After the War, the Lancasters were replaced by Lincolns until 1952, when the Squadron re-equipped with Canberra jet-bombers. These aircraft were used during three months of operations in Malaya in 1956 and during the Suez Crisis. In March 1962, the Squadron converted to the Vulcan and became part of the V-Force, spending six years in Cyprus as part of the Near East Air Force before disbanding in April 1982.

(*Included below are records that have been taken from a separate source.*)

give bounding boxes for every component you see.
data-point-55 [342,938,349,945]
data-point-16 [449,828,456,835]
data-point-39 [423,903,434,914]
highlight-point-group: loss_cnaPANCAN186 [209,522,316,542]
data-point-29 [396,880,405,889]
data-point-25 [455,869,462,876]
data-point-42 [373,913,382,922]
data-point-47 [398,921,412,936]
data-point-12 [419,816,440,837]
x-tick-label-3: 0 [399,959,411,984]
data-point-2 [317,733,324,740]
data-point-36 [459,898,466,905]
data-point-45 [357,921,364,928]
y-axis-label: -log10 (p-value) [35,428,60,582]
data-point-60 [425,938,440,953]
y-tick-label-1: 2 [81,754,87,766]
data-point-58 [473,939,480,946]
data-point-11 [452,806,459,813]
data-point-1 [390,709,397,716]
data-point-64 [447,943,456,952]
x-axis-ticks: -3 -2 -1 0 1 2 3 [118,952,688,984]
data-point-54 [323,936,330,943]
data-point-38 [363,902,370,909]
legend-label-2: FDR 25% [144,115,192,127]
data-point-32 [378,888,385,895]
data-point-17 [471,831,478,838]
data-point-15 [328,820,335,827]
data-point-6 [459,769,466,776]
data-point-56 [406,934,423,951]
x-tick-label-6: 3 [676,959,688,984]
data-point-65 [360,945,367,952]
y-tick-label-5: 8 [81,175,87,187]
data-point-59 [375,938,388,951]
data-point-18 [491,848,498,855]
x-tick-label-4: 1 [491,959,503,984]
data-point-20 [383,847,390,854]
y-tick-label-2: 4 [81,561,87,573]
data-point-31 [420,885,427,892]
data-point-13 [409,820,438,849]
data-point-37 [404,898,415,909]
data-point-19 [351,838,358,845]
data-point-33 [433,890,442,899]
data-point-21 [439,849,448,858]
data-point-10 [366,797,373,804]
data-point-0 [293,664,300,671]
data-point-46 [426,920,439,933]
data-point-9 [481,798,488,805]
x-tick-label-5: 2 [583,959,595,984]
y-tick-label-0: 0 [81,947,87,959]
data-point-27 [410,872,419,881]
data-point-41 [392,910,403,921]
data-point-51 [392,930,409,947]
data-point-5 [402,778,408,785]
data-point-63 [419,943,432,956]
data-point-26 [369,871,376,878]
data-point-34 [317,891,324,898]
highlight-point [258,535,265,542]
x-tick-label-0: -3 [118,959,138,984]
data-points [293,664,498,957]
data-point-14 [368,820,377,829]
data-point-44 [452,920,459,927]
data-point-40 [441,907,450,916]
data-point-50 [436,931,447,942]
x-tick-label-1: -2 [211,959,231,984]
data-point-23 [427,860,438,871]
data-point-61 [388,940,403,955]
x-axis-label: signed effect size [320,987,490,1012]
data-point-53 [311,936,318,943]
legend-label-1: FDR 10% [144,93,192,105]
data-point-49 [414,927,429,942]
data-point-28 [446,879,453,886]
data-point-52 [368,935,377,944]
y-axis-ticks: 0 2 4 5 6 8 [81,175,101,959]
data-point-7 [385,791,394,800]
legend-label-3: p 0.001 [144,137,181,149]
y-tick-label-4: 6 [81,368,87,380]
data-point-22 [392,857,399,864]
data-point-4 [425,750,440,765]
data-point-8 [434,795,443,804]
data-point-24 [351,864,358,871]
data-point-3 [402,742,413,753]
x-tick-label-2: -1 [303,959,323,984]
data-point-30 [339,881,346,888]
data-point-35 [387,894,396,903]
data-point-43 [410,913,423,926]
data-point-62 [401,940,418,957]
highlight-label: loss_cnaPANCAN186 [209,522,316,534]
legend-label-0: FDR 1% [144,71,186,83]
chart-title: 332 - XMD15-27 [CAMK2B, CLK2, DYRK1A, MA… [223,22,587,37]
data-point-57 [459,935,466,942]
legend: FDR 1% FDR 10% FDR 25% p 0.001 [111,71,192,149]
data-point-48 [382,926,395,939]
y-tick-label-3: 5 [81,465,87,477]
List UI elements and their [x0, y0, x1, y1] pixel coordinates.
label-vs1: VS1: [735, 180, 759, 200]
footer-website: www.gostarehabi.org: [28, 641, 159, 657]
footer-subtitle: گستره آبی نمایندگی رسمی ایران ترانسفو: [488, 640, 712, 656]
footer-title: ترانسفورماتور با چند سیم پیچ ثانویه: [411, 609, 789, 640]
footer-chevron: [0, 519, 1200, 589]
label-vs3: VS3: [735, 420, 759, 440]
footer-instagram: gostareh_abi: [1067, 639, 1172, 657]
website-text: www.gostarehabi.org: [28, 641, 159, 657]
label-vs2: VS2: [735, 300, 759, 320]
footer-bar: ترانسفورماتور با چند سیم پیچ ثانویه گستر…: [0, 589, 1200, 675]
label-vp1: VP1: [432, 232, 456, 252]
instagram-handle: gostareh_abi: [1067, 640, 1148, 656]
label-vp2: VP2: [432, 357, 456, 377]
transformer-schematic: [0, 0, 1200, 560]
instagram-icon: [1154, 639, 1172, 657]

IX (B) Squadron reformed at Honington on 1 June 1982 as the world’s first operational Tornado GR1 Squadron, and then moved to Brüggen in Germany in 1986. The Squadron deployed to Dhahran, Saudi Arabia in 1990 and took part in operations during the first Gulf War, with IX (B) Squadron crews leading a number of bombing raids, delivering JP 233 and 1000lb bombs. The Squadron has conducted operations over northern & southern Iraq in support of UN resolutions and saw action over Kosovo in 1999. IX (B) Squadron continued her tradition of firsts by becoming the first operational Tornado GR4 squadron in 1999. On 17 July 2001, the Squadron completed a move from Brüggen to Marham in Norfolk. This move, resulting from the UK’s Strategic Defence Review, has seen Marham become the RAF’s largest and most potent operational, front-line base.

The Squadron deployed to Kuwait in February 2003 and was heavily involved in the second Gulf War as part of the Ali-Al Salem Combat Air Wing. From 2004 to 2010, IX(B) Squadron deployed annually to support Operation TELIC, in support of allied troops on the ground in Iraq.

The Squadron was also involved in Operation HERRICK, from 2008 to 2014, policing the skies over Afghanistan. In March 2011 the Squadron led the first long range Stormshadow mission in Libya.